標題: 基於學習之階層式圖模型及其於 影像分層及深度重建之研究
Learning based Hierarchical Graph for Image Matting and Depth Reconstruction
作者: 曾禎宇
Tseng, Chen-Yu
王聖智
Wang, Sheng-Jyh
電子工程學系 電子研究所
關鍵字: 影像分層;圖模型;深度重建;image matting;graph model;depth reconstruction
公開日期: 2014
摘要: 本論文提出一套階層性的架構以建立matting Lapalcian。matting Laplacian原始是用於處理image matting的問題的一種圖模型,而image matting是一種影像前景物件擷取技術,其特質在於能夠精細的估測前景色彩的透明度。然而基於matting Laplacian的演算法運算量繁重,是實際應用上的一項主要障礙;另一方面,由於matting Laplacian本身是一種圖模型,如何建構圖之節點與節點連接性將是一項相當重要的議題。
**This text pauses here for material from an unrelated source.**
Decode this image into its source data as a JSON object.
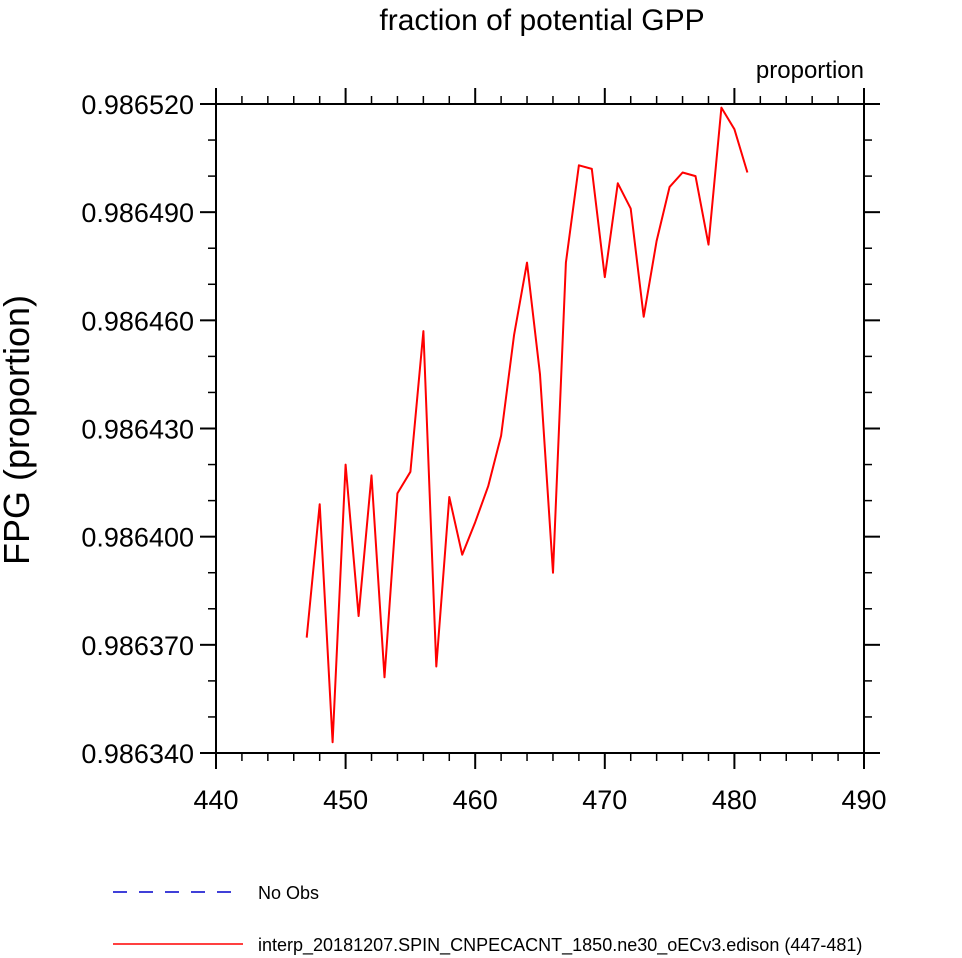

在本論文中,一方面將會討論如何降低matting Laplacian 的運算量,另一方面也將探討圖節點之建立與節點間連接性的估測。 在本論文中,我們提出一套有效率的結構階層式的將影像資料轉為圖形節點。在此階層性架構中,我們會探討圖模型的節點建立與連接節點的鍵結建立方法。在節點建立的部份我們會探討如何將影像資料由像素點(Pixel)凝聚為小聚落(cell),我們提出一套像素收縮演算法,透過像素階層的圖模型作用將相似的像素進行凝聚,收縮圖中連結性強之像素點間的距離,接著再透過網格將收縮後的像素轉為聚落。當資料點由像素轉為聚落之後,資料點數將大幅度降低以提升後續運算之效能。另一方面,由於節點間的鍵結是影像分析效果的關鍵,我們提出一套多尺度鍵結建立機制,從多重解析度影像區塊中學習局部之圖模型結構,將局部性建構之圖形彙整而構成全域性之圖模型。透過這樣的學習機制,我們能夠針對不同應用之影像資料學習影像結構特質,而多尺度的分析方法能夠有助於提升後續分析之精確度。 根據所建立的圖模型,本論文進一步提出兩種以此圖模型為基礎之運算,分別為圖模型之拆解與資訊傳遞。基於圖模型之拆解,我們提出一套非監督性影像分層(image matting)技術,此技術能夠自動將影像拆解並分析多重前景圖層之可能性。另一方面,基於圖模型之資訊傳遞,我們發展了一套深度影像重建技術,透過資訊傳遞取得全域性最佳化之深度重建結果。 於影像影像分層(image matting)應用方面,我們將展現多尺度圖形鍵結方法於分析準確度之提升,由於我們的模型能夠從多重解析度影像中學習不同尺度之影像結構,這樣的方法能夠突破傳統局部分析之障礙,提升分析複雜影像之可靠度。另一方面,我們展現所提出的階層性結構於運算效能之提升。為了分析多重前景圖層,我們進一步在提出的階層性架構中引入最上層的成分階層圖模型,透過高階的圖模型分析matting成分組合之機率性,進一步估測前影圖層之可能性。相較於傳統技術通常僅止於前後景二元化分析,本技術提出了多重圖層之分析方法以詮釋多重前景物件。 在資訊傳遞運算方面,本論文提出一套基於多重對焦之深度估測應用技術,這項技術是基於一套後述機率最大化Maximum-A-Posteriori (MAP)架構,其中我們會將從多重對焦影像建構小聚落圖模型,以圖模型建立空間連續性模型。將此連續性模型引入MAP架構中進行最佳化估測,此項技術能夠在少量的不同對焦影像中有效重建三維空間資訊。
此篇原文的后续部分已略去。